To facilitate research in VLN, the paper introduces the Matterport3D Simulator. This simulation environment leverages the Matterport3D dataset, consisting of 10,800 panoramic RGB-D images from 90 real-world indoor environments. Using these panoramic views, the simulator allows agents to navigate in these spaces by transitioning between pre-computed viewpoints, ensuring the authenticity of visual data.

Key Features of the Simulator:

  • Navigation Graphs: Defines navigable paths within environments.
  • State-Dependent Actions: Allows agents to move to reachable viewpoints within their current field of view, simulating realistic navigation constraints.
  • Realism: Utilizes real imagery to preserve visual and linguistic richness, which is critical for transferring models to real-world applications.

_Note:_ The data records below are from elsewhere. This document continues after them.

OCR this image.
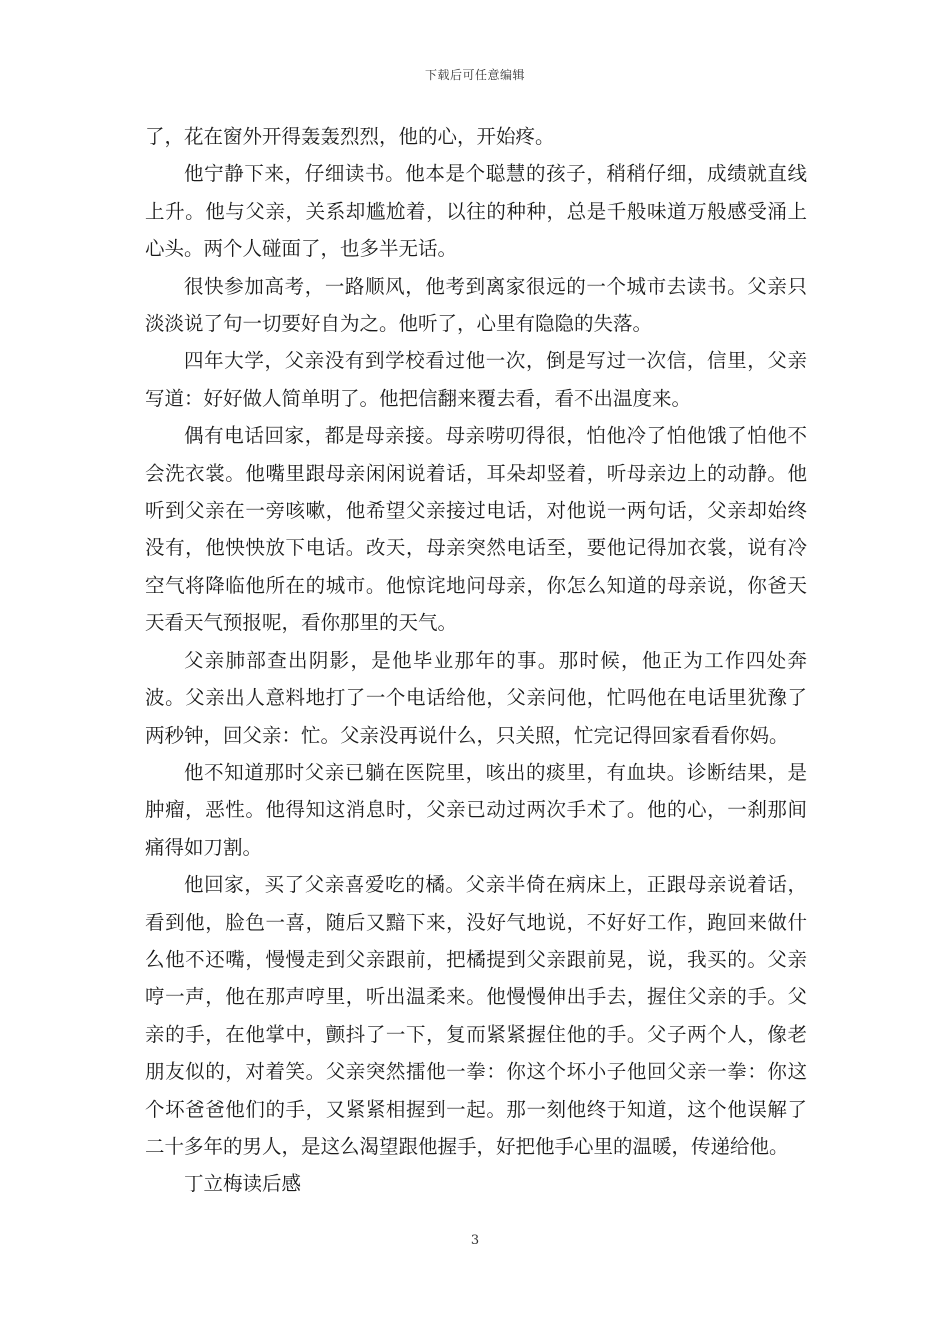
下载后可任意编辑

了，花在窗外开得轰轰烈烈，他的心，开始疼。

他宁静下来，仔细读书。他本是个聪慧的孩子，稍稍仔细，成绩就直线上升。他与父亲，关系却尴尬着，以往的种种，总是千般味道万般感受涌上心头。两个人碰面了，也多半无话。

很快参加高考，一路顺风，他考到离家很远的一个城市去读书。父亲只淡淡说了句一切要好自为之。他听了，心里有隐隐的失落。

四年大学，父亲没有到学校看过他一次，倒是写过一次信，信里，父亲写道：好好做人简单明了。他把信翻来覆去看，看不出温度来。

偶有电话回家，都是母亲接。母亲唠叨得很，怕他冷了怕他饿了怕他不会洗衣裳。他嘴里跟母亲闲闲说着话，耳朵却竖着，听母亲边上的动静。他听到父亲在一旁咳嗽，他希望父亲接过电话，对他说一两句话，父亲却始终没有，他怏怏放下电话。改天，母亲突然电话至，要他记得加衣裳，说有冷空气将降临他所在的城市。他惊诧地问母亲，你怎么知道的母亲说，你爸天天看天气预报呢，看你那里的天气。

父亲肺部查出阴影，是他毕业那年的事。那时候，他正为工作四处奔波。父亲出人意料地打了一个电话给他，父亲问他，忙吗他在电话里犹豫了两秒钟，回父亲：忙。父亲没再说什么，只关照，忙完记得回家看看你妈。

他不知道那时父亲已躺在医院里，咳出的痰里，有血块。诊断结果，是肿瘤，恶性。他得知这消息时，父亲已动过两次手术了。他的心，一刹那间痛得如刀割。

他回家，买了父亲喜爱吃的橘。父亲半倚在病床上，正跟母亲说着话，看到他，脸色一喜，随后又黯下来，没好气地说，不好好工作，跑回来做什么他不还嘴，慢慢走到父亲跟前，把橘提到父亲跟前晃，说，我买的。父亲哼一声，他在那声哼里，听出温柔来。他慢慢伸出手去，握住父亲的手。父亲的手，在他掌中，颤抖了一下，复而紧紧握住他的手。父子两个人，像老朋友似的，对着笑。父亲突然擂他一拳：你这个坏小子他回父亲一拳：你这个坏爸爸他们的手，又紧紧相握到一起。那一刻他终于知道，这个他误解了二十多年的男人，是这么渴望跟他握手，好把他手心里的温暖，传递给他。

丁立梅读后感

3
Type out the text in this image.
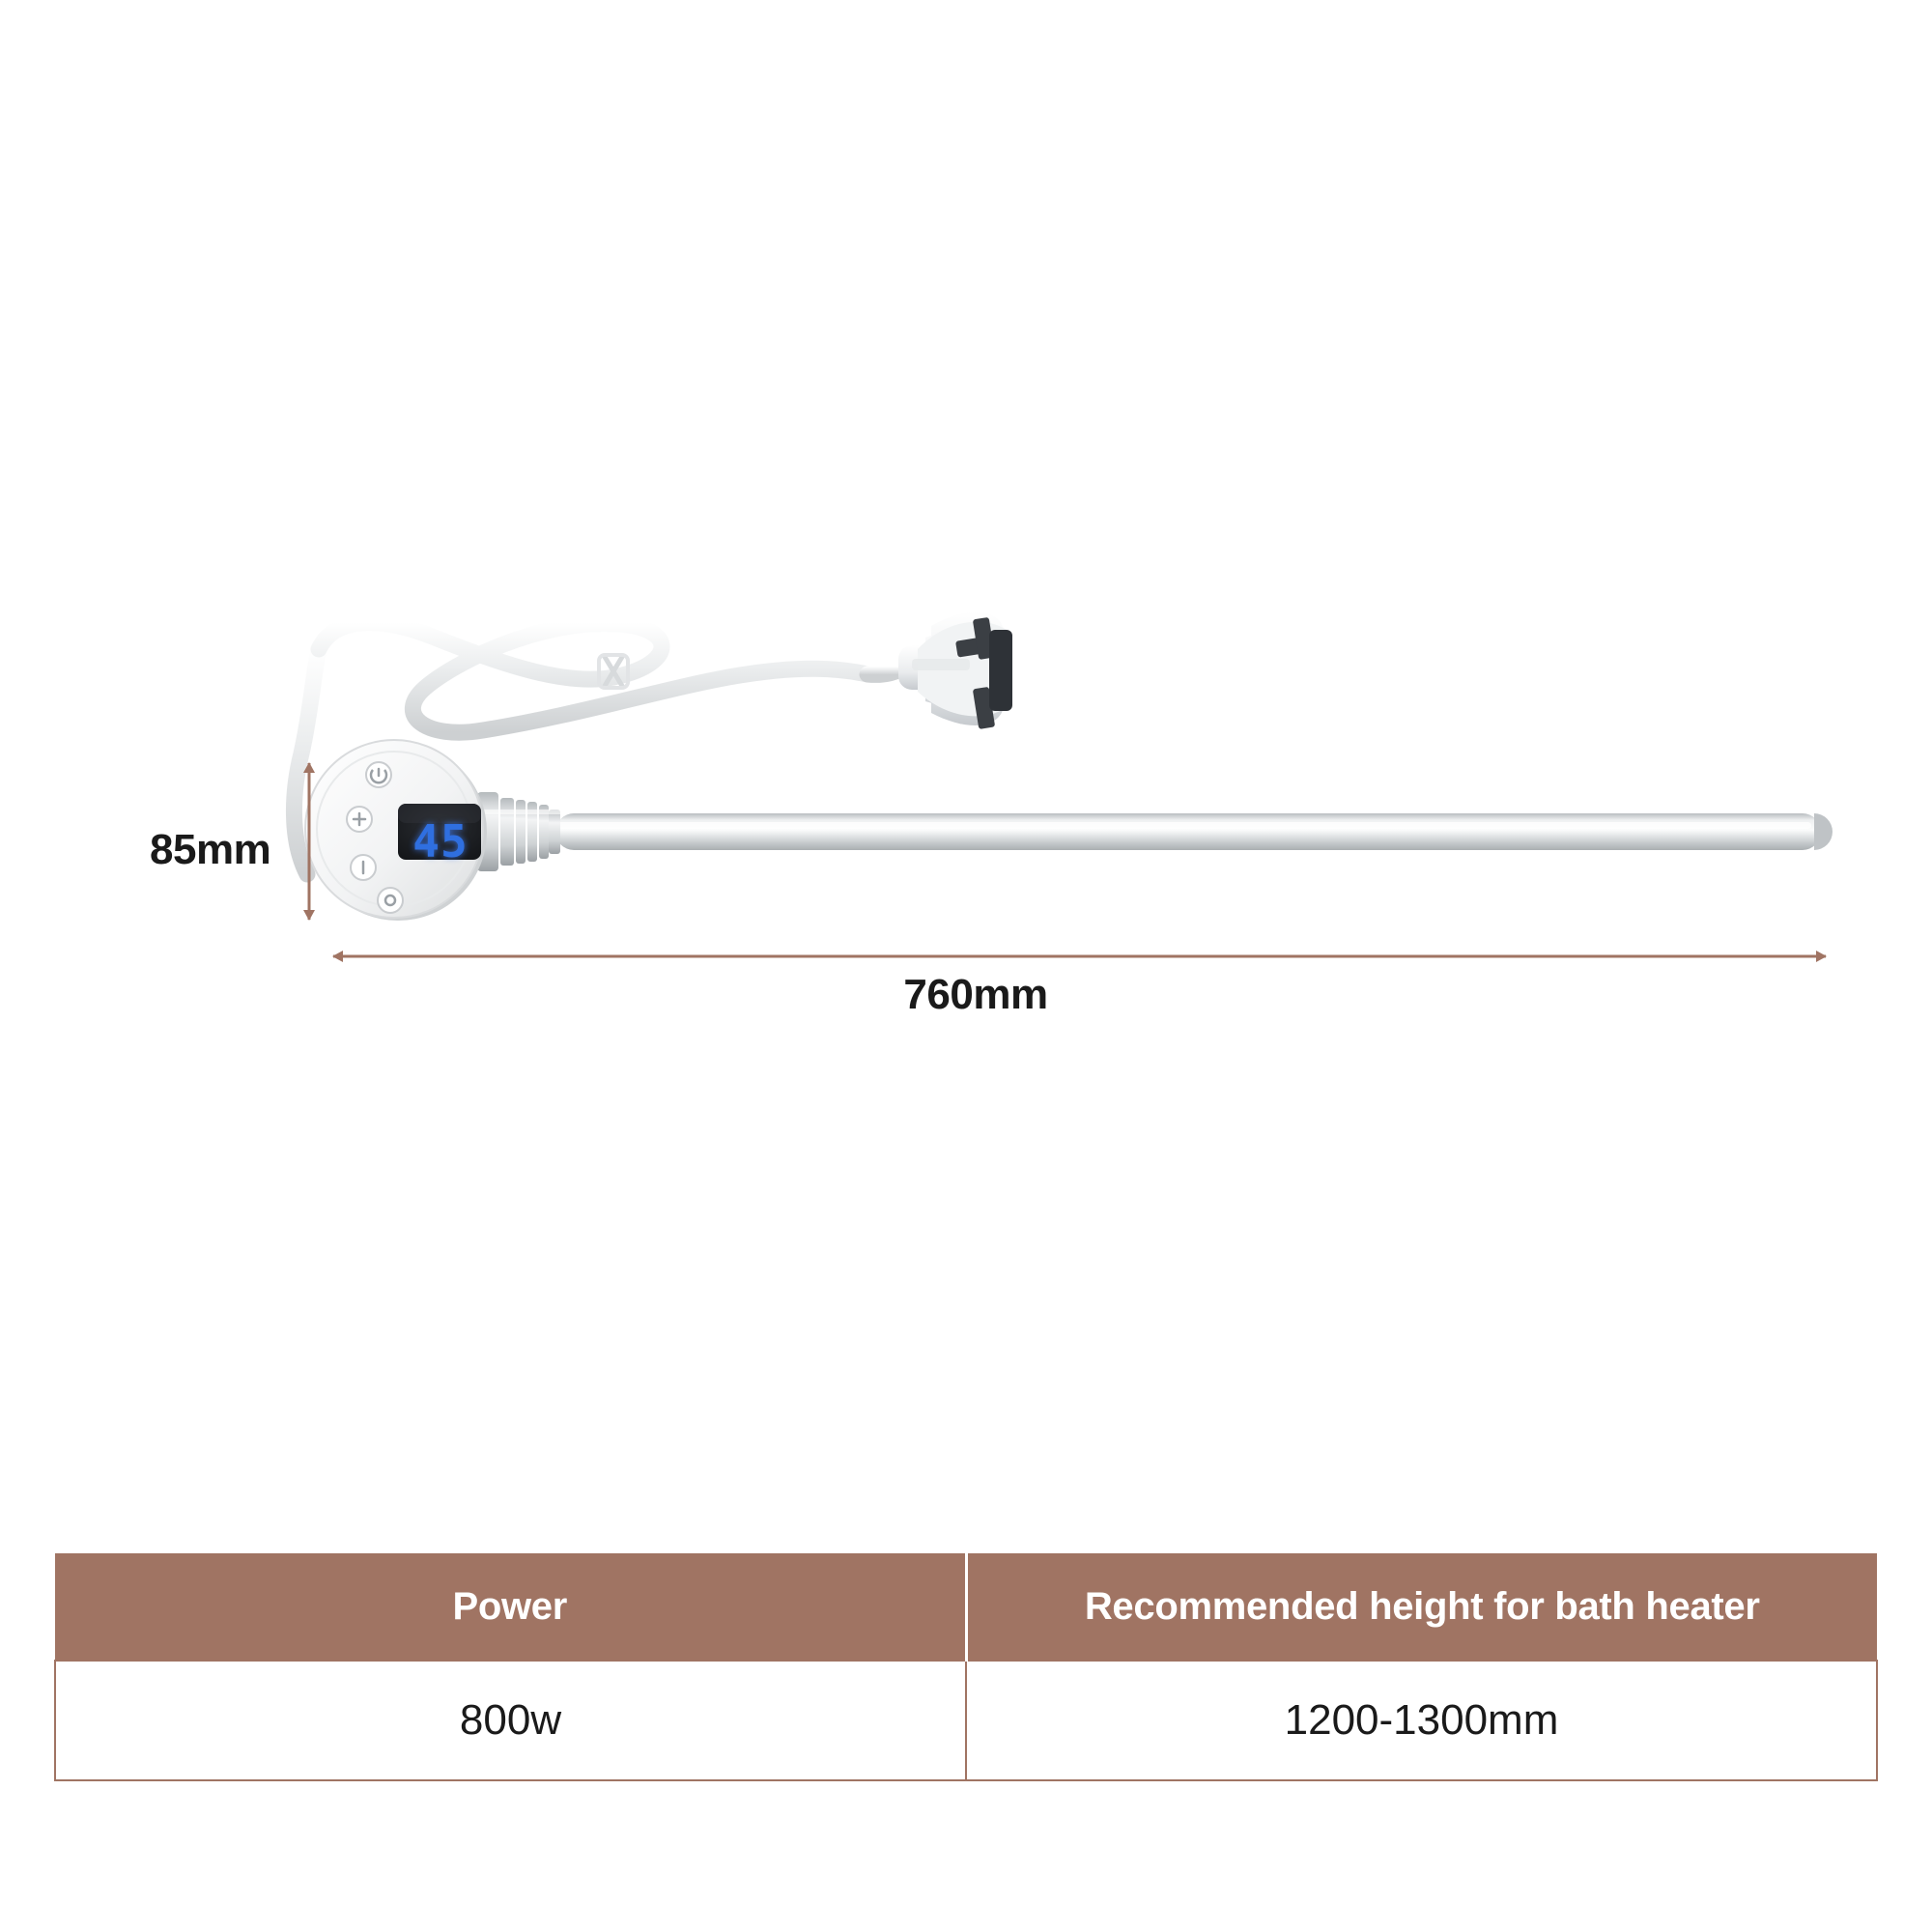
45
85mm
760mm
Power	Recommended height for bath heater
800w	1200-1300mm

Room-to-Room (R2R) Dataset

The R2R dataset is a benchmark dataset designed to evaluate the VLN task. It includes 21,567 crowd-sourced navigation instructions describing paths within the Matterport3D environments. Each instruction directs an agent to navigate from a start location to a goal location, often traversing multiple rooms with an average trajectory length of 10 meters.

Dataset Characteristics:

  • Diverse Language Instructions: Collected from over 400 workers, providing a rich variety of instructions in both style and abstraction.
  • Robust Evaluation Metrics: Includes success rates and navigation error metrics to measure an agent's ability to reach the goal location accurately.
  • Environment Split: Ensures rigorous evaluation by splitting data into training, validation, and test sets with distinct environments, highlighting the generalization capability of models.

Baselines and Models

The authors explore several baselines and a sequence-to-sequence (Seq2Seq) neural network model for the VLN task. The Seq2Seq model utilizes an LSTM-based architecture with an attention mechanism to process language instructions and predict navigation actions.

Training Regimes:

  • Teacher-Forcing: Conditions the model on ground-truth actions during training, resulting in limited exploration.
  • Student-Forcing: Samples from the model's output distribution, improving exploration and better mimicking the inference phase.

Experimental Results

The Seq2Seq model achieves noteworthy improvements over baseline methods, demonstrating the potential of neural architectures for VLN tasks. However, it also reveals substantial challenges in generalizing to unseen environments, with success rates dropping considerably compared to validation in seen environments.

Metrics report:

  • Navigation Error: Measures the shortest path distance from the agent's final position to the goal.
  • Success Rate: The percentage of trials where the agent ends within 3 meters of the goal.

Observations:

  • Overfitting: Notable overfitting to training environments, suggesting a need for techniques that enhance generalization.
  • Human Baseline: Achieves significantly higher success rates, underscoring the complexity and necessity of this research direction.

Future Directions

This work lays a strong foundation for further exploration in VLN:

  • Embodied Task Complexity: Extending VLN to more complex tasks like interaction with objects or human-robot dialog.
  • Generalization Techniques: Developing methods to improve model robustness across diverse unseen environments.
  • Large-scale Real-world Applications: Scaling datasets and tasks to encompass a broader range of real-world scenarios, leveraging the scalability of crowd-sourced building scans.

Conclusion

The Matterport3D Simulator and R2R dataset provide a critical infrastructure for advancing research in vision and language navigation. Despite the challenges in achieving robust performance across varied environments, the findings highlight the potential of current AI techniques and illuminate pathways toward more generalized and practical robotic navigation systems. The scalable and realistic nature of the introduced simulator and dataset sets the stage for vigorous future exploration and development in VLN and related tasks in AI and robotics.